O novo coronavírus causou pânico nas autoridades haitianas e nas organizações de direitos humanos devido à extrema fraqueza do sistema de saúde, mas as consequências econômicas da pandemia podem ser ainda mais devastadoras do que as consequências para a saúde da maioria da população pobre. Com oito mortes, de acordo com balanço divulgado na quinta-feira (30/04), a COVID-19 está apenas começando no Haiti, onde o confinamento e o distanciamento social constituem um luxo inacessível para muitos dos habitantes que vivem na economia informal.
Os comerciantes de rua em Petionville, bairro localizado no alto da capital Porto Príncipe, fizeram protestos contra a tentativa do prefeito de limitar suas atividades a três dias por semana. As compras nervosas que se seguiram ao anúncio, em 19 de março, dos primeiros casos de COVID-19 no país, logo diminuíram, e hoje os clientes são muito comedidos em suas compras, considerando a queda na renda.
Os cereais constituem dois terços da fonte da alimentação diária dos haitianos mais pobres. No entanto, o preço do arroz mais do que dobrou em alguns mercados na comparação ao ano passado. A coordenação nacional de segurança alimentar destaca que a inflação acelerou desde março. O forte crescimento dos preços que acompanha a epidemia agravará ainda mais a recessão econômica do país.
"Com a crise iminente, o crescimento deverá cair 4% como consequência do colapso do setor agrícola, cuja demanda diminuiria consideravelmente", reconheceu o primeiro-ministro Joseph Jouthe durante uma cúpula sobre as finanças do país, realizada virtualmente.

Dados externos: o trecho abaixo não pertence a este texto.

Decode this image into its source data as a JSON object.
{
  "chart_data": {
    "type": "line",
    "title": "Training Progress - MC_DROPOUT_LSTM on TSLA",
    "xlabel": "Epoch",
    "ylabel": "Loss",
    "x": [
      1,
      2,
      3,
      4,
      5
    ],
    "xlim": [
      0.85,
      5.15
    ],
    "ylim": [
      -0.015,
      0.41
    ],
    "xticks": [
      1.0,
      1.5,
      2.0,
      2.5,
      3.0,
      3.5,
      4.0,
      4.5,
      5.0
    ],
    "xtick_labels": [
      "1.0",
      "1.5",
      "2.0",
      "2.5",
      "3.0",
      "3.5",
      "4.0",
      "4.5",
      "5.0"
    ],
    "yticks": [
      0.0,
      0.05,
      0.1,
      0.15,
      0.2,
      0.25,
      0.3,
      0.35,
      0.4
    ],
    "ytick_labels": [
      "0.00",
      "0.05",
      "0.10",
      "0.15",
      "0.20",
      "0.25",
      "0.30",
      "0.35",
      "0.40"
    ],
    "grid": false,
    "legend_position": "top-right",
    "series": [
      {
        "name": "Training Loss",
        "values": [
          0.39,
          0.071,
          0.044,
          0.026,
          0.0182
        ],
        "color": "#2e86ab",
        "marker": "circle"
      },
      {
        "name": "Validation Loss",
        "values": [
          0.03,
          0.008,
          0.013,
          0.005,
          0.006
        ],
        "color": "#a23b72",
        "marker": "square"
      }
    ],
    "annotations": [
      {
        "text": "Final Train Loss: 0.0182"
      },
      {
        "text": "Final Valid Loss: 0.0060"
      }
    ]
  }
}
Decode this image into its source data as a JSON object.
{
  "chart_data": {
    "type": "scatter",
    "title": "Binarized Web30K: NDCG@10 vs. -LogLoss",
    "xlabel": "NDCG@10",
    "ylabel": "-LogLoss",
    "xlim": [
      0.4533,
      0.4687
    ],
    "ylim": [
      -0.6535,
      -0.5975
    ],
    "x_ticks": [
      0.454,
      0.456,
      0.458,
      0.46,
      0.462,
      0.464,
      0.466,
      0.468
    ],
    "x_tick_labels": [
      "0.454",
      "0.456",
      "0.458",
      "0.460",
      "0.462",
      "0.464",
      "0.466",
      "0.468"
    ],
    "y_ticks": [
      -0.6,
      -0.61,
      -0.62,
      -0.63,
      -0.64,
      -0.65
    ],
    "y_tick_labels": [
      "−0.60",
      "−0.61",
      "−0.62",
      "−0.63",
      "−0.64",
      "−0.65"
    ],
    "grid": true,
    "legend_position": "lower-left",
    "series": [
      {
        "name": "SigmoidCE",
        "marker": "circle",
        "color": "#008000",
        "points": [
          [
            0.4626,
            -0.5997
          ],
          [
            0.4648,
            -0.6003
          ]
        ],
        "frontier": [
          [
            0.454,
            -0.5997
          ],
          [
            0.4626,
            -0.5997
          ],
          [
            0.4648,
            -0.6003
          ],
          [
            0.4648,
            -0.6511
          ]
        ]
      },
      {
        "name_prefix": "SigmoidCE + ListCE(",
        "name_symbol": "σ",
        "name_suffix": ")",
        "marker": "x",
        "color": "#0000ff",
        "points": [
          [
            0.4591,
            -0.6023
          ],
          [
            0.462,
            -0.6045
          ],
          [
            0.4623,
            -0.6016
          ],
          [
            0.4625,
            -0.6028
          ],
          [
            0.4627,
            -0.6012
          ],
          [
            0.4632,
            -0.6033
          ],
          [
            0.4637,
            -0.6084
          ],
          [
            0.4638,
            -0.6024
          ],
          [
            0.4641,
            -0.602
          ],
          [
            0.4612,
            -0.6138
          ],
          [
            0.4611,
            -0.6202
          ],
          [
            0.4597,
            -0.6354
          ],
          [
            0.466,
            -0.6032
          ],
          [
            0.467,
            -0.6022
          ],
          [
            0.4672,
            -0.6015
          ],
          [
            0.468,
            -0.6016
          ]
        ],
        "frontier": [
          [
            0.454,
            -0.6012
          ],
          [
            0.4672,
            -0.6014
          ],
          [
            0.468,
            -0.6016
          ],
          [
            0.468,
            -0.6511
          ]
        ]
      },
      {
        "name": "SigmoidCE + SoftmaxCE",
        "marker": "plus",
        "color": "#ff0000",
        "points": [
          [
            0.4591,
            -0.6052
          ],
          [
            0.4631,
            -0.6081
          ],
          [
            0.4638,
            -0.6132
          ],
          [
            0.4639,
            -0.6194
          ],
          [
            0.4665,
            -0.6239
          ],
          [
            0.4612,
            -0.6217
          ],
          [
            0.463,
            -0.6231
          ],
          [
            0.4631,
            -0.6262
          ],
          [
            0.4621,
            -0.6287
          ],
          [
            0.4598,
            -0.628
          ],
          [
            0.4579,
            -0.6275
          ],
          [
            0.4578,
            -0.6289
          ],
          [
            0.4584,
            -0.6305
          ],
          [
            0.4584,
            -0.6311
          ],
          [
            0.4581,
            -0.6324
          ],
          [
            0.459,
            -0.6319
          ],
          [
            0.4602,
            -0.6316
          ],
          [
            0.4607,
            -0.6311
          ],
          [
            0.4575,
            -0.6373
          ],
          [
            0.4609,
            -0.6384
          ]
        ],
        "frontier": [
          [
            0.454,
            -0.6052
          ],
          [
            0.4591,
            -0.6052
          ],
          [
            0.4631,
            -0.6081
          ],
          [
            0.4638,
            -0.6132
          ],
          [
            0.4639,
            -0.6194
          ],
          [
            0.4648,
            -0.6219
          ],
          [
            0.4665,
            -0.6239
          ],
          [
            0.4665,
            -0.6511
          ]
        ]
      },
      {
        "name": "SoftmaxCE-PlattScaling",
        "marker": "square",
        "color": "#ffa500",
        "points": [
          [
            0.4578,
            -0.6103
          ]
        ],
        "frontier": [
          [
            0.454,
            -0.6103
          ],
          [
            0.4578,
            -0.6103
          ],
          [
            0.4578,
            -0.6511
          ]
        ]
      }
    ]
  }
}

Risco de fome entre haitianos
A agricultura pesa apenas 21% no PIB, mas concentra metade dos empregos, enfatiza o economista Etzer Emile. Trabalhadores rurais haitianos, proprietários de fazendas extremamente pequenas, viram sua renda cair drasticamente, exacerbando suas dificuldades em se preparar para a próxima colheita, ameaçada ainda mais em algumas regiões pela seca.
Muito antes da pandemia de COVID-19 paralisar a economia mundial, as Nações Unidas haviam calculado que 40% dos haitianos precisariam de ajuda humanitária de emergência este ano.
Essas projeções, realizadas em outubro de 2019, estabeleceram que, a partir de março de 2020, cerca de três milhões de habitantes do país estariam em situação de grave insuficiência alimentar, etapa anterior à fome na classificação utilizada pela ONU.
Somente as remessas enviadas por haitianos que vivem no exterior, totalizando mais de US$ 3 bilhões por ano, em média, impediram a população como um todo de cair em extrema pobreza. Até agora, essa quantia representava um terço do PIB.
"Os haitianos dependem de transferências de dinheiro para alimentação, educação e até funerais", diz o economista Kesner Pharel. Instalada principalmente nos Estados Unidos, a diáspora haitiana foi duramente atingida pelo enorme desemprego que afeta a principal potência do mundo.
Queda na ajuda financeira
O Ministério da Economia e Finanças do Haiti espera que essa ajuda financeira seja reduzida em um quarto nos próximos meses. "Costuma-se dizer que quando a economia americana está resfriada, o haitiano sofre de pneumonia. Os milhões de empregos perdidos nos Estados Unidos vão causar uma exacerbação da pobreza extrema aqui, sem dúvida", previu Pharel.